What the exhibit lacks in cohesiveness it makes up for in variety and sincere intent. New father Stephen Griffin exhibits emotional photographs of his infant son Zasha. Performance pieces will include “Proud Baby Mine: A Mother and Son’s Journey Through Time,” a lighthearted but poignant tableau by Francine Cavanaugh and Adams Wood about the mother’s inability to “let go.”

El Nino Que No Tuve,

“El Nino Que No Tuve,” Shelley Pereda, charcoal.

New mom Ellen Landrum made her piece from her old maternity clothes. She and her husband and their four-month-old daughter live on a boat; the quilt she displays has appliques of fish, a boat and a big turtle.
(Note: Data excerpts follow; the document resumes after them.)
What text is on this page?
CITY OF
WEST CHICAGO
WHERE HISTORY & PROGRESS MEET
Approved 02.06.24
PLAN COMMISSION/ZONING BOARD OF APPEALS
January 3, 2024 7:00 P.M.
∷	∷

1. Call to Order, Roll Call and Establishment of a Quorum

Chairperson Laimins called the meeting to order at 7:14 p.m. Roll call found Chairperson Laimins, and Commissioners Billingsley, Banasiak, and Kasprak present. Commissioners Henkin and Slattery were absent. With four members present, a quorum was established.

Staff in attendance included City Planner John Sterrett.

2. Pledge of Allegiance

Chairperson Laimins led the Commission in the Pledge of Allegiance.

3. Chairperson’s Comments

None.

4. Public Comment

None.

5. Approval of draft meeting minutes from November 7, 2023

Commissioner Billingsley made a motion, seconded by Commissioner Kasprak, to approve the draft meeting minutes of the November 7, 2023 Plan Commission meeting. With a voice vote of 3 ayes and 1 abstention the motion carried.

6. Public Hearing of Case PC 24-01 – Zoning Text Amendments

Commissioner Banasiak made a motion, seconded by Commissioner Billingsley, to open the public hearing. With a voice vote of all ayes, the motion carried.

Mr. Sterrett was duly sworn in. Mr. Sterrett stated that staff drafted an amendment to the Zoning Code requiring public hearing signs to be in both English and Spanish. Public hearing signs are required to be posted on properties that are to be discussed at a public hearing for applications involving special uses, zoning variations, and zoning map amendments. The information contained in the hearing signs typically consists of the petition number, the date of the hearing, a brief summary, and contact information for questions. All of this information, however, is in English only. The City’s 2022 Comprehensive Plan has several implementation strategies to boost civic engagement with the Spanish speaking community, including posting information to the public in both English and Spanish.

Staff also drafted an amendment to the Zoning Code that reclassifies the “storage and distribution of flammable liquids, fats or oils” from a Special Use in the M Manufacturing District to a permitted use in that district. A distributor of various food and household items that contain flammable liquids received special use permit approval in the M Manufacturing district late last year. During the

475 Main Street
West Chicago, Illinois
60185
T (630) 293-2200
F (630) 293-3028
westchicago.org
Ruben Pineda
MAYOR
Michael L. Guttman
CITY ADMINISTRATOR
Liza Gottlieb’s small works are culled from the pages of Better Homes and Gardens magazine, circa 1954. Gottlieb adds captions from other parts of the magazine to photos of devoted apron-clad housewives, urging them on toward subservient feminine perfection. These works are funny — except to those of us who lived through those days!

[Connie Bostic is an Asheville-based painter and writer. Her work can be seen at the Meadows Museum in Shreveport, La.]


Many, Tiny, Wild, Lovely: An Exhibition About Motherhood will open Friday, May 12 from 6-9 p.m. The show runs through Sunday, May 21 at Wedge Gallery (129 S. Roberts St., in the River District).